“It is justified to start fiscal consolidation in 2023,” wrote the international organization, in a report on Monday.
After having spent billions to relieve companies and households from the energy crisis, France must begin next year to clean up its finances, recommends the International Monetary Fund (IMF) in a report published Monday.
Through the freezing of electricity and gas prices, energy vouchers, discounts on fuel prices, support for businesses… France has increased spending over the past year, estimated by the IMF at more than 2% of its GDP. These weighed on public finances already very degraded by the Covid-19 pandemic during which the government notably financed partial unemployment and the closures of shops under the “no matter what“.
Read alsoBudget 2023: the difficult target of a public deficit of 5% of GDP
After these two crises and when the aid linked to the pandemic faded, “it is justified to start fiscal consolidation in 2023“, writes the IMF in the conclusions of an economic assessment mission of France, known under the name of “article IV“. But this is not the path that Paris is taking, notes the Washington institution, noting that “the 2023 budget law does not target deficit reduction, postponing the fiscal adjustment to 2024“. The government is counting on a public deficit of 5% next year after 4.9% this year, and plans to return below the 3% mark in 2027, where its big neighbors are betting on a faster return to this level.

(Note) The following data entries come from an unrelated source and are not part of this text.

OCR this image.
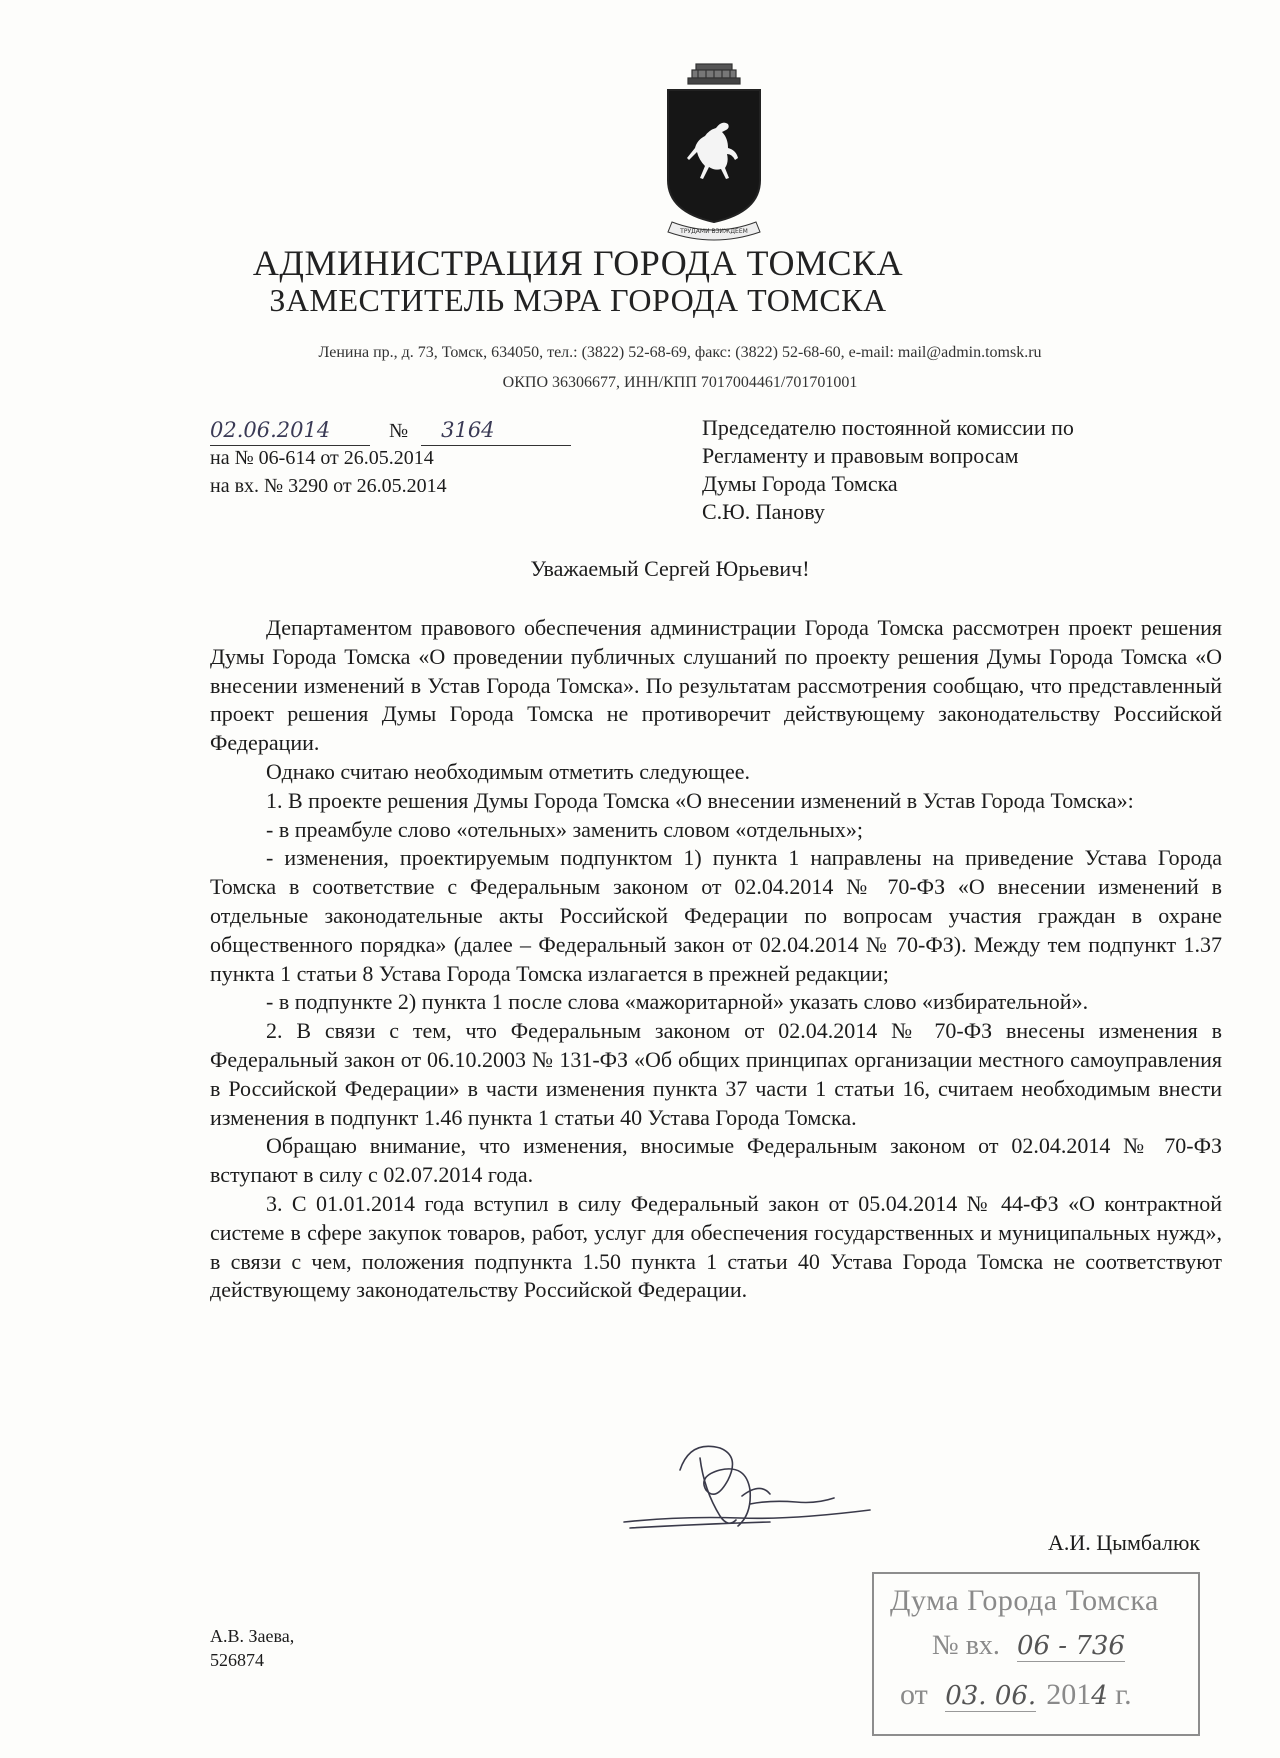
ТРУДАМИ ВЗИЖДЕЕМ
АДМИНИСТРАЦИЯ ГОРОДА ТОМСКА
ЗАМЕСТИТЕЛЬ МЭРА ГОРОДА ТОМСКА
Ленина пр., д. 73, Томск, 634050, тел.: (3822) 52-68-69, факс: (3822) 52-68-60, e-mail: mail@admin.tomsk.ru
ОКПО 36306677, ИНН/КПП 7017004461/701701001
02.06.2014	№ 3164
на № 06-614 от 26.05.2014
на вх. № 3290 от 26.05.2014
Председателю постоянной комиссии по
Регламенту и правовым вопросам
Думы Города Томска
С.Ю. Панову
Уважаемый Сергей Юрьевич!

Департаментом правового обеспечения администрации Города Томска рассмотрен проект решения Думы Города Томска «О проведении публичных слушаний по проекту решения Думы Города Томска «О внесении изменений в Устав Города Томска». По результатам рассмотрения сообщаю, что представленный проект решения Думы Города Томска не противоречит действующему законодательству Российской Федерации.

Однако считаю необходимым отметить следующее.

1. В проекте решения Думы Города Томска «О внесении изменений в Устав Города Томска»:

- в преамбуле слово «отельных» заменить словом «отдельных»;

- изменения, проектируемым подпунктом 1) пункта 1 направлены на приведение Устава Города Томска в соответствие с Федеральным законом от 02.04.2014 № 70-ФЗ «О внесении изменений в отдельные законодательные акты Российской Федерации по вопросам участия граждан в охране общественного порядка» (далее – Федеральный закон от 02.04.2014 № 70-ФЗ). Между тем подпункт 1.37 пункта 1 статьи 8 Устава Города Томска излагается в прежней редакции;

- в подпункте 2) пункта 1 после слова «мажоритарной» указать слово «избирательной».

2. В связи с тем, что Федеральным законом от 02.04.2014 № 70-ФЗ внесены изменения в Федеральный закон от 06.10.2003 № 131-ФЗ «Об общих принципах организации местного самоуправления в Российской Федерации» в части изменения пункта 37 части 1 статьи 16, считаем необходимым внести изменения в подпункт 1.46 пункта 1 статьи 40 Устава Города Томска.

Обращаю внимание, что изменения, вносимые Федеральным законом от 02.04.2014 № 70-ФЗ вступают в силу с 02.07.2014 года.

3. С 01.01.2014 года вступил в силу Федеральный закон от 05.04.2014 № 44-ФЗ «О контрактной системе в сфере закупок товаров, работ, услуг для обеспечения государственных и муниципальных нужд», в связи с чем, положения подпункта 1.50 пункта 1 статьи 40 Устава Города Томска не соответствуют действующему законодательству Российской Федерации.

А.И. Цымбалюк
А.В. Заева,
526874
Дума Города Томска
№ вх. 06 - 736
от 03. 06. 2014 г.
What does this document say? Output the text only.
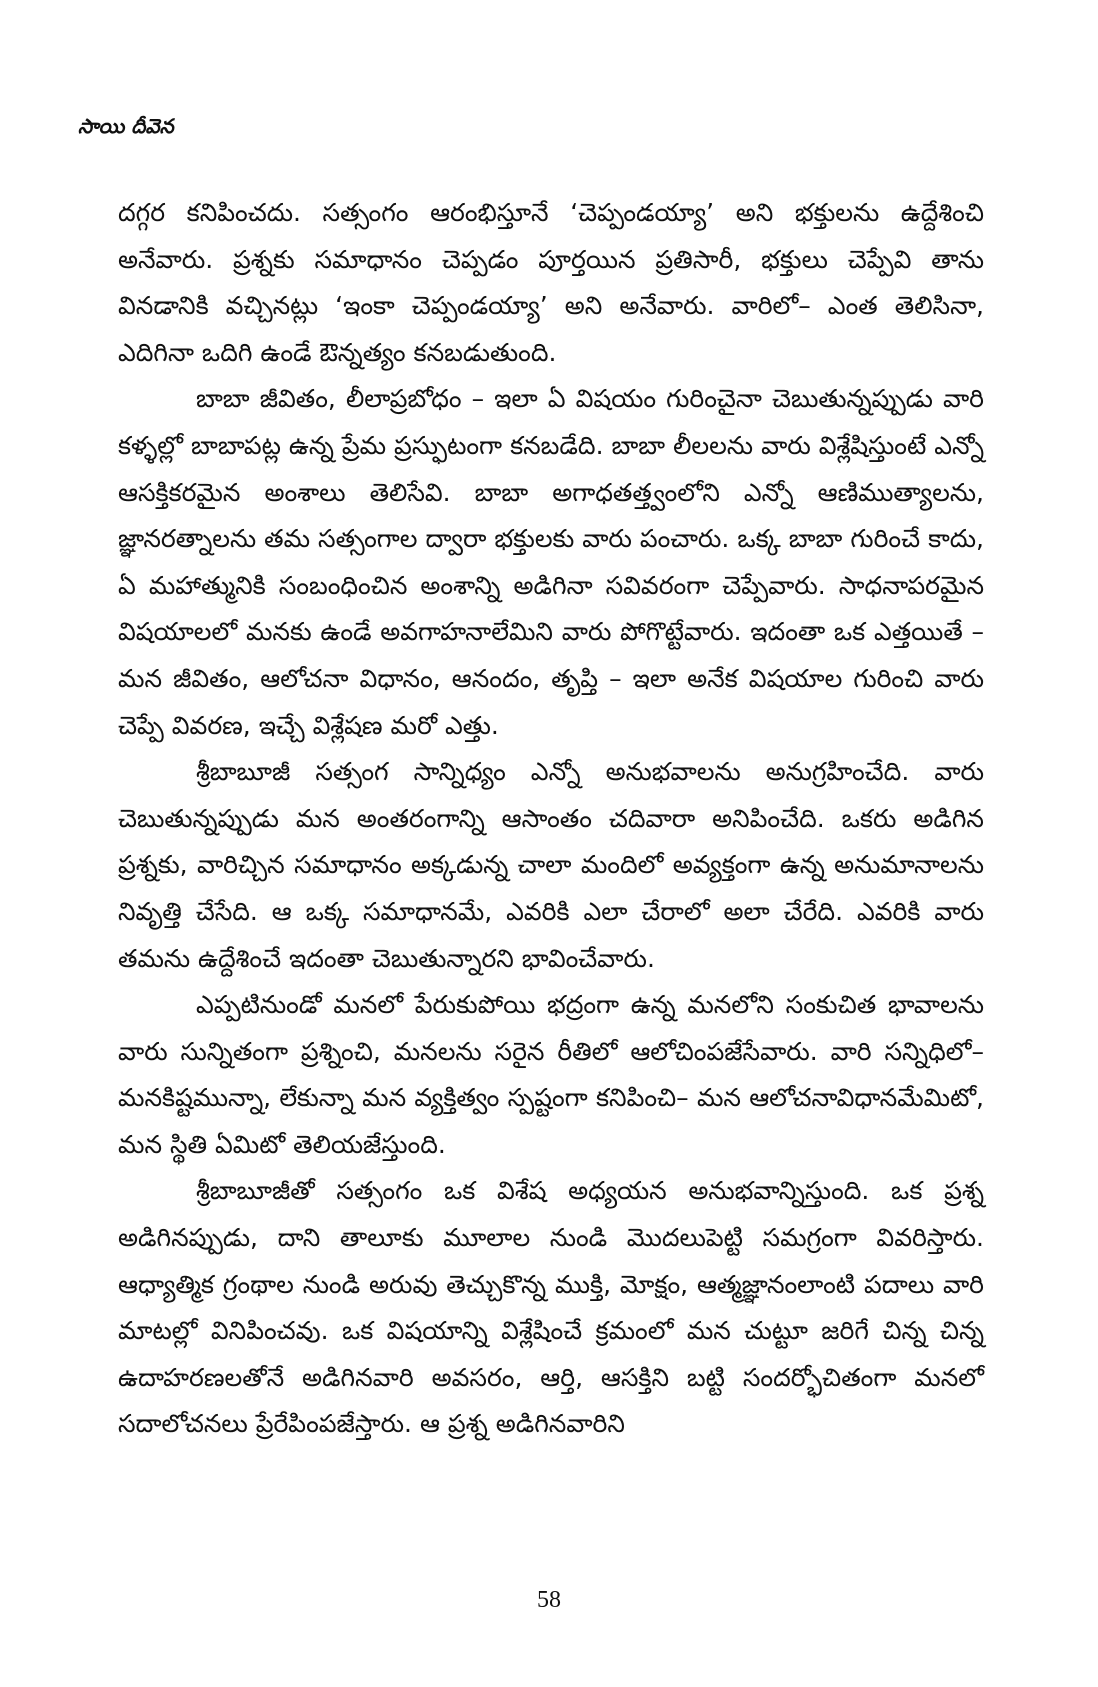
సాయి దీవెన

దగ్గర కనిపించదు. సత్సంగం ఆరంభిస్తూనే ‘చెప్పండయ్యా’ అని భక్తులను ఉద్దేశించి అనేవారు. ప్రశ్నకు సమాధానం చెప్పడం పూర్తయిన ప్రతిసారీ, భక్తులు చెప్పేవి తాను వినడానికి వచ్చినట్లు ‘ఇంకా చెప్పండయ్యా’ అని అనేవారు. వారిలో– ఎంత తెలిసినా, ఎదిగినా ఒదిగి ఉండే ఔన్నత్యం కనబడుతుంది.

బాబా జీవితం, లీలాప్రబోధం – ఇలా ఏ విషయం గురించైనా చెబుతున్నప్పుడు వారి కళ్ళల్లో బాబాపట్ల ఉన్న ప్రేమ ప్రస్ఫుటంగా కనబడేది. బాబా లీలలను వారు విశ్లేషిస్తుంటే ఎన్నో ఆసక్తికరమైన అంశాలు తెలిసేవి. బాబా అగాధతత్త్వంలోని ఎన్నో ఆణిముత్యాలను, జ్ఞానరత్నాలను తమ సత్సంగాల ద్వారా భక్తులకు వారు పంచారు. ఒక్క బాబా గురించే కాదు, ఏ మహాత్మునికి సంబంధించిన అంశాన్ని అడిగినా సవివరంగా చెప్పేవారు. సాధనాపరమైన విషయాలలో మనకు ఉండే అవగాహనాలేమిని వారు పోగొట్టేవారు. ఇదంతా ఒక ఎత్తయితే – మన జీవితం, ఆలోచనా విధానం, ఆనందం, తృప్తి – ఇలా అనేక విషయాల గురించి వారు చెప్పే వివరణ, ఇచ్చే విశ్లేషణ మరో ఎత్తు.

శ్రీబాబూజీ సత్సంగ సాన్నిధ్యం ఎన్నో అనుభవాలను అనుగ్రహించేది. వారు చెబుతున్నప్పుడు మన అంతరంగాన్ని ఆసాంతం చదివారా అనిపించేది. ఒకరు అడిగిన ప్రశ్నకు, వారిచ్చిన సమాధానం అక్కడున్న చాలా మందిలో అవ్యక్తంగా ఉన్న అనుమానాలను నివృత్తి చేసేది. ఆ ఒక్క సమాధానమే, ఎవరికి ఎలా చేరాలో అలా చేరేది. ఎవరికి వారు తమను ఉద్దేశించే ఇదంతా చెబుతున్నారని భావించేవారు.

ఎప్పటినుండో మనలో పేరుకుపోయి భద్రంగా ఉన్న మనలోని సంకుచిత భావాలను వారు సున్నితంగా ప్రశ్నించి, మనలను సరైన రీతిలో ఆలోచింపజేసేవారు. వారి సన్నిధిలో– మనకిష్టమున్నా, లేకున్నా మన వ్యక్తిత్వం స్పష్టంగా కనిపించి– మన ఆలోచనావిధానమేమిటో, మన స్థితి ఏమిటో తెలియజేస్తుంది.

శ్రీబాబూజీతో సత్సంగం ఒక విశేష అధ్యయన అనుభవాన్నిస్తుంది. ఒక ప్రశ్న అడిగినప్పుడు, దాని తాలూకు మూలాల నుండి మొదలుపెట్టి సమగ్రంగా వివరిస్తారు. ఆధ్యాత్మిక గ్రంథాల నుండి అరువు తెచ్చుకొన్న ముక్తి, మోక్షం, ఆత్మజ్ఞానంలాంటి పదాలు వారి మాటల్లో వినిపించవు. ఒక విషయాన్ని విశ్లేషించే క్రమంలో మన చుట్టూ జరిగే చిన్న చిన్న ఉదాహరణలతోనే అడిగినవారి అవసరం, ఆర్తి, ఆసక్తిని బట్టి సందర్భోచితంగా మనలో సదాలోచనలు ప్రేరేపింపజేస్తారు. ఆ ప్రశ్న అడిగినవారిని

58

In its document published on Monday, the IMF, which is still counting on growth of 0.7% next year in France, fearsa slight widening of the deficitin 2023, citing the extension of energy measures and the continuation of the elimination of production taxes for companies. However, targeting energy aid could “largelyallow a fiscal tightening of a quarter of a point of GDP, calculates the IMF, also citing a possible postponement of production tax cuts.
Read alsoIMF grants $4.5 billion in aid to Bangladesh
In the longer term, the French deficit should remain above the level at which it stabilizes the debt, also anticipates the IMF which fears a widening of the gap “already importantwith comparable European countries. He calls for “a sustained fitto reduce the deficit to 0.4% of GDP by 2030 based on the reduction in the growth of current expenditure, in particular those linked to the pandemic and the energy crisis. The IMF is also emphasizing structural reforms, by raising the retirement age, completing the unemployment insurance reform, rationalizing certain expenditures (fossil fuels or housing), and that of the public service workforce.